Privata dei suoi figli, senza più il sostegno di suo marito Filippo il Bello, ecco che Giovanna si trova “nuda”, incapace di sostenere la finzione del potere. Il monologo a cui dà voce Patrizia Bernardini è un flusso di coscienza femminile che si trova a mal partito nell’indossare i panni di regina. Da subito se ne priva, rivolgendo la sua preghiera piuttosto che a un altare, a un uomo che si sottrae, senza però far desistere un’incessante domanda d’amore.

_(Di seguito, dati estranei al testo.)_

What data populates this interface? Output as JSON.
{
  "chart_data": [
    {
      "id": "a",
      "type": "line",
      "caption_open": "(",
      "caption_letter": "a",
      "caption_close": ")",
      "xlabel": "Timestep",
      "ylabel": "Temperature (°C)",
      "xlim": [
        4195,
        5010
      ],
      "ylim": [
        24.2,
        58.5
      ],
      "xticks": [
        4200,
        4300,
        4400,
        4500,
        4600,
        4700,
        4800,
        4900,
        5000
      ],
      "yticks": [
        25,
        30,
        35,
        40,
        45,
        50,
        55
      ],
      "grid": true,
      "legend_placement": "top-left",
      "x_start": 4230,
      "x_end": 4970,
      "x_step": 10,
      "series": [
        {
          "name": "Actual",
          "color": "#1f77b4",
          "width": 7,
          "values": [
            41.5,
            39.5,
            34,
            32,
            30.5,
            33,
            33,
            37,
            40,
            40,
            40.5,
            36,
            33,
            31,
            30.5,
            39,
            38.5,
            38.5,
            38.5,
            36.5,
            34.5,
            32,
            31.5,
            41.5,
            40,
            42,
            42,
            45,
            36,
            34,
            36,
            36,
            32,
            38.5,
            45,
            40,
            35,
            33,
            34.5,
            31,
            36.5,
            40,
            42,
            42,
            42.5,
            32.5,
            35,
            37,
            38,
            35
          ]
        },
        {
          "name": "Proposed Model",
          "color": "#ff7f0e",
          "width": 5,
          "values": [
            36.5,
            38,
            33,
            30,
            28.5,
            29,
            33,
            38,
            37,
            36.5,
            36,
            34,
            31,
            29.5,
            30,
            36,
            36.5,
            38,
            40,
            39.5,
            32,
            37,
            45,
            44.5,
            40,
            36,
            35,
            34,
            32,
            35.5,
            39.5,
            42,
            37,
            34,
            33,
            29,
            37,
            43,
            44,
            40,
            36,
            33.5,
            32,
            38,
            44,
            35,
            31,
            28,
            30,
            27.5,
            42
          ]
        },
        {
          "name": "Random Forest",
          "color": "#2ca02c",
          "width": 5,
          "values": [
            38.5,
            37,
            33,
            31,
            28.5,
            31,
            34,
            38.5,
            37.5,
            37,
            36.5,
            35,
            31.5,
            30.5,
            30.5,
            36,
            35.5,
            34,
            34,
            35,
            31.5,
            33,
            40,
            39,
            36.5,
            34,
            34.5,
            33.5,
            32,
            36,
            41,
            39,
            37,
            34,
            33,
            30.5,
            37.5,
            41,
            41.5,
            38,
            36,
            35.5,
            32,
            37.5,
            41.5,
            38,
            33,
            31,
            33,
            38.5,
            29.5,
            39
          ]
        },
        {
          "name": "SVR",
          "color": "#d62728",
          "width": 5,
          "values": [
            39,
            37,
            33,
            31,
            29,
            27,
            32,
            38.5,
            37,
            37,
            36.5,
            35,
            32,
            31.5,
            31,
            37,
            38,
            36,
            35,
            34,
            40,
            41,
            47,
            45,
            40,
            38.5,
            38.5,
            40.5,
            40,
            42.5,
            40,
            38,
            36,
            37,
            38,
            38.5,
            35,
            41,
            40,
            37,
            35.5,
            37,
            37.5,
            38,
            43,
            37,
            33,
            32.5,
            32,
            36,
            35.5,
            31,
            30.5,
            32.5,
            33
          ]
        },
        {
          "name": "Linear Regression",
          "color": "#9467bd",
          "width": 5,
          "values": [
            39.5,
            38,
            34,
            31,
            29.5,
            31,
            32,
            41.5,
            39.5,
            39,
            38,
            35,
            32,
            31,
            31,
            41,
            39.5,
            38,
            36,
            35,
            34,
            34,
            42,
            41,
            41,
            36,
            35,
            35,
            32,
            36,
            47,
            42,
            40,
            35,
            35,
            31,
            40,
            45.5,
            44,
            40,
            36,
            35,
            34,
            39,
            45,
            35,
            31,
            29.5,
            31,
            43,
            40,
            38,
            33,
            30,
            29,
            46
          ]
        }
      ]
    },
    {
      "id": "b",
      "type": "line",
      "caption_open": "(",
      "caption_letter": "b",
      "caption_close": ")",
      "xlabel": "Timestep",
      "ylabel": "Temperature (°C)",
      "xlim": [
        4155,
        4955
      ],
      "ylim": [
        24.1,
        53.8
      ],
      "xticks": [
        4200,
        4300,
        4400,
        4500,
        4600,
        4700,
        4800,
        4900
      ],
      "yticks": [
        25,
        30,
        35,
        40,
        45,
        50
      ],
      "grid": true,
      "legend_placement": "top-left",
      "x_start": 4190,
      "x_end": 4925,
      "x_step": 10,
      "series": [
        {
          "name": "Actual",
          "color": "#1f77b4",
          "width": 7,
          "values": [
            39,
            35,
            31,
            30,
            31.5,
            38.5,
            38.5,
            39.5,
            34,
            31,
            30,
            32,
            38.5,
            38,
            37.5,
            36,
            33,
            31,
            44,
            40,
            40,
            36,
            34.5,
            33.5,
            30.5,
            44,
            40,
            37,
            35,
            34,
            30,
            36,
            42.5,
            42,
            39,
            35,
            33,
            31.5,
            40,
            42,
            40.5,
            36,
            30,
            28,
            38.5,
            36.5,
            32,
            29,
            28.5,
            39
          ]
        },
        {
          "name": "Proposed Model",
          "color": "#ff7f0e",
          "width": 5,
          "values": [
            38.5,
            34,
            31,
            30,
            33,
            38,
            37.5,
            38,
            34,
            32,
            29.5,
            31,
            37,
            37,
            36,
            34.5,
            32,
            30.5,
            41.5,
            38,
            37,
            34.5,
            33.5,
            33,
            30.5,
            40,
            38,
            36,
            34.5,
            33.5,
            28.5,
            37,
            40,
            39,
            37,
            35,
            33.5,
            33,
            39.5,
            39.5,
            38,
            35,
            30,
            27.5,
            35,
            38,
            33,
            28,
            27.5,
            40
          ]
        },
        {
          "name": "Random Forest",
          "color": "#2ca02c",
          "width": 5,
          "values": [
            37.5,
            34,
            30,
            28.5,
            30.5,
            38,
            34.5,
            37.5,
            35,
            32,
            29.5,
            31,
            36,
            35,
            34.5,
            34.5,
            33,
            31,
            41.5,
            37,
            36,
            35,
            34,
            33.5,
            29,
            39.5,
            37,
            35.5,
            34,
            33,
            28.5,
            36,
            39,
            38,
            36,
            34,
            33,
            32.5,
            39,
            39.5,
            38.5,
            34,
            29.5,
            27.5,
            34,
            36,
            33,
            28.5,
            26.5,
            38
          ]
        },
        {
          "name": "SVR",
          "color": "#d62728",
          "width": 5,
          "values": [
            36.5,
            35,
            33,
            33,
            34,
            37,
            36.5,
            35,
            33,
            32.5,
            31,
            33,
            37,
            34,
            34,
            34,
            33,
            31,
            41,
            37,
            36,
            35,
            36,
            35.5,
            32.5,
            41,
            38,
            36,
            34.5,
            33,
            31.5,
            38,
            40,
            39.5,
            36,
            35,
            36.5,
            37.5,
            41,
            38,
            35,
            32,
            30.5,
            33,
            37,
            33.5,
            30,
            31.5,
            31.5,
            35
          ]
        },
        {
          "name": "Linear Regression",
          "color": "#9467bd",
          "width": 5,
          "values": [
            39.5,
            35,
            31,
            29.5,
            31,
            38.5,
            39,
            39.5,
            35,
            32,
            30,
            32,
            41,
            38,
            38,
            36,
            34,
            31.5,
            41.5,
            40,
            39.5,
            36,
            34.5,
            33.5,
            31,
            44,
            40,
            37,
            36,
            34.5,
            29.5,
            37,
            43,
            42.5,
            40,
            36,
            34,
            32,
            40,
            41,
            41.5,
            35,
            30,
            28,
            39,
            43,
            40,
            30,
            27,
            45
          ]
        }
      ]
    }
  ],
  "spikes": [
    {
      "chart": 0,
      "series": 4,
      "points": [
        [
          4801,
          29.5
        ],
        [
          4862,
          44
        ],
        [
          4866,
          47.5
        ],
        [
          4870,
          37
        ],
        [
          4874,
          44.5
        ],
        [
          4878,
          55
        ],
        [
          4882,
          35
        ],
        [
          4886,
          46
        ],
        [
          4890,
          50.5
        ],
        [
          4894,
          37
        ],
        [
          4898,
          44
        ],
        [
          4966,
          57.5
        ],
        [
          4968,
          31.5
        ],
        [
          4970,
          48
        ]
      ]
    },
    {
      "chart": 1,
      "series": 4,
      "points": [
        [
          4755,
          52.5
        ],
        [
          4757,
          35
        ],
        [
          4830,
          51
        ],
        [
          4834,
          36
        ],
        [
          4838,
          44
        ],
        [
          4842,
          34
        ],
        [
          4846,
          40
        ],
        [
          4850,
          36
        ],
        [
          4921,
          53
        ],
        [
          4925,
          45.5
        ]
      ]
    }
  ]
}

Questa si esprime con un corpo che mal si adatta alla postura di regina. Dovrebbe ortopedizzarsi al trono su cui siede, ma qualcosa del suo discorso glielo impedisce. Si agita, balla la musica della sua libertà espressiva. Il trono diventa un trampolino, uno scivolo, un’altalena, una cuccia, un nascondiglio, qualcosa che celi all’artiglio del “dover essere”. Giovanna è un cucciolo di femmina che chiede di essere protetta, di essere amata per quello che è, senza condizioni, senza compromessi.

Adriano Marenco torna con questo testo a frequentare il tema del potere e della forma discorsiva che impone. Stavolta la vittima è il corpo femminile. Ridotto nella sua estraniante verità a corpo malato, questo chiede incessantemente di essere amato perché imperfetto, gentilmente mancante, calpestato come si schiaccia un fiore, di cui può rimanere solo una debole fragranza.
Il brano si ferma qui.